“If you get pure beauty, you get about the best thing God has to give.”
The quote is attributed to an anonymous artist long ago, cited by the British writer, Charles Latham in his 1905 book, The Gardens of Italy. The sentiment sums up the intention of the Italian villa—pure beauty! And Villa Gamberaia, set in the peaceful hills overlooking Florence is certainly no exception. This incredible garden in the Tuscan landscape has been studied and celebrated by architectural historians and garden designers throughout the centuries. In fact, the painter may have been standing in Gamberaia’s garden when he first spoke those words that captured Latham’s imagination.
However, the country villa and garden that we see today didn’t start out that way. As with anything, beauty often comes from simple beginnings, patience, generous care, and in the case of an Italian villa, they are touched and retouched over the centuries by many different and talented hands.
Matteo Gamberelli, a stonemason at the beginning of the 15th century settled in the small town of Settignano, tucked into the hills above Florence. A modest farmhouse was home to Matteo, and birthplace to 5 sons, all of whom were trained in the art of stone masonry. Two of his sons Bernardo and Antonio partnered together and later became famous architects under the name of Rossellino. (Rossellino was a nickname originally given to Antonio, meaning “little redhead.”)
After Bernardo’s son sold the property, the farmhouse underwent many changes. The house was enlarged and significantly rebuilt between 1610 and 1630 by Zanobi Lapi as Villa Gamberaia. From that time on, the villa changed with each successive owner, each adding their own special flair and contribution. In no time at all (according to Italian time) the villa we know today was taking shape as a little bit of heaven in the Florentine hills.
Unfortunately, World War II came along and almost completely destroyed the masterpiece that took the better part of a millennium to create. But, after the war, Marcello Marchi arrived on the scene with an unmatched passion for the place. He purchased the villa from the Vatican and began the tedious process of restoration, using old prints, maps and photographs for guidance. Thankfully, he cared enough to breathe new life into that badly damaged property. The current owners still continue the work he began to this day. And now, some four centuries from its initial restoration by Lapi . . . Eccola! There she is! It’s a beauty for all of us to enjoy!
We consider ourselves lucky, able to walk up and find the gates open—the incredible grounds simply awaiting our leisurely stroll. One spring day in 2012 we took our first step inside to marvel in the magical past that continues to flourish. It’s really hard to imagine that humble farmhouse that Signor Gamberelli called home, some 600 years ago. Through time, the property has been transformed to become a perfect blend of nature and architecture. We loved every minute of it.

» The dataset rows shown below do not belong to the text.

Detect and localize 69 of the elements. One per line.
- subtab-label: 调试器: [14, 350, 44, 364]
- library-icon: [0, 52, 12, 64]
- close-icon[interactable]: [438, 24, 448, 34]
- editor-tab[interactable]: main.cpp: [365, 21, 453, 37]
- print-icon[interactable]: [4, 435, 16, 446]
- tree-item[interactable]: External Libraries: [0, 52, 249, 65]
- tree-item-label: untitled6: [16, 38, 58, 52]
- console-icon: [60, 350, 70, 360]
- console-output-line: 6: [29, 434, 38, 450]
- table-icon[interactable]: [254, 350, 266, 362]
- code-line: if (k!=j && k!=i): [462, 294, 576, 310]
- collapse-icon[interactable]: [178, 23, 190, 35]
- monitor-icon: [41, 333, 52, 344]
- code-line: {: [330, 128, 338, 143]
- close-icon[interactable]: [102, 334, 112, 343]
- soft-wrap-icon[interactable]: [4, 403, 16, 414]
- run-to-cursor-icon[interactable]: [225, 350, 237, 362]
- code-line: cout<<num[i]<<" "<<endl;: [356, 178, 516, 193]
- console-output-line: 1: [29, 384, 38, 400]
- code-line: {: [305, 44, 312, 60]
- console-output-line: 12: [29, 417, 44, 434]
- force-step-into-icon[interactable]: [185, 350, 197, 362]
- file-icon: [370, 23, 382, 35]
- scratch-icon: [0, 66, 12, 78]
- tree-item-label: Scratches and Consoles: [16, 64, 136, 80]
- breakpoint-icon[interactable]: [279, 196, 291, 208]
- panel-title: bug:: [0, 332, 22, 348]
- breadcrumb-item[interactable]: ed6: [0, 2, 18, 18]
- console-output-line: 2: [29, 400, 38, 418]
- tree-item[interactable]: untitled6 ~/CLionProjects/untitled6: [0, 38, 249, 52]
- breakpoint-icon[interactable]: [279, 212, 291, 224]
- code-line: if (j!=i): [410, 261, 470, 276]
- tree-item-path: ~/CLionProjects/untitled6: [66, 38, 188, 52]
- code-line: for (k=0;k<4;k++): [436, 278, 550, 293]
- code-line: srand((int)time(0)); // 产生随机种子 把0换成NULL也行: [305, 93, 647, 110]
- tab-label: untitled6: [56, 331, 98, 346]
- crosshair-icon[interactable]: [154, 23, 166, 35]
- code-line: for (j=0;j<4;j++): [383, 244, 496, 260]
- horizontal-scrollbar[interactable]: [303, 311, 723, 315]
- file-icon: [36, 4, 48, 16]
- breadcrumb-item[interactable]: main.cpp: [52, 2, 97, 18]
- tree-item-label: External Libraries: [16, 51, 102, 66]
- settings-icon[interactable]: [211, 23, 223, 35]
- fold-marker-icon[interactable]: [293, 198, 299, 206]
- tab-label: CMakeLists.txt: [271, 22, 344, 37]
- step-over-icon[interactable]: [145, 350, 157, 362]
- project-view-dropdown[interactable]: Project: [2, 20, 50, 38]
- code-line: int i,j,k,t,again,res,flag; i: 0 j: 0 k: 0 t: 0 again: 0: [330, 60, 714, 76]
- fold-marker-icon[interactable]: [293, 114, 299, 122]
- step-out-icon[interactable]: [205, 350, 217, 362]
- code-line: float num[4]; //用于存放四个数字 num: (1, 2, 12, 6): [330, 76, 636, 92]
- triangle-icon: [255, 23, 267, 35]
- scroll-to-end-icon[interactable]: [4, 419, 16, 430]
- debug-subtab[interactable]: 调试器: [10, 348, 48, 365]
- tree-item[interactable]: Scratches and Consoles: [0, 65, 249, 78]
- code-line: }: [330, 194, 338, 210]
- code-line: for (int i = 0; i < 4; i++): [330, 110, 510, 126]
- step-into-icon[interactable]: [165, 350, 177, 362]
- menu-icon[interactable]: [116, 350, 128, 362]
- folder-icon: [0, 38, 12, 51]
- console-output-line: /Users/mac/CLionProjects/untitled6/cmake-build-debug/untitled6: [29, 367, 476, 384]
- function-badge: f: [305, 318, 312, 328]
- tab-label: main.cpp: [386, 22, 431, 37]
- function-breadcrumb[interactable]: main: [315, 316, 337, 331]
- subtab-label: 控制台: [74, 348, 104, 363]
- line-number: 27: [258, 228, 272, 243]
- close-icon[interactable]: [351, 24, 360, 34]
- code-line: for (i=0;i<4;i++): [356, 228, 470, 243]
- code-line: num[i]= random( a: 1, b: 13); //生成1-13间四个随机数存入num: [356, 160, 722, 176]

Walking alongside the towering cypress trees, the magnificent sculptured box hedge, reflecting pools, the limonaia, rose gardens, a perfect bowling green, and the villa itself, we were taken back in time—to a quiet, peaceful way of living in harmony with nature. It’s one thing to be in awe of pristine nature, untouched by human hands. It’s something else to be entirely immersed inside a shimmering, living work of art—designed with nature—where mankind brings vision, passion and tender loving care to co-create a different kind of pure beauty—the best thing man has to give!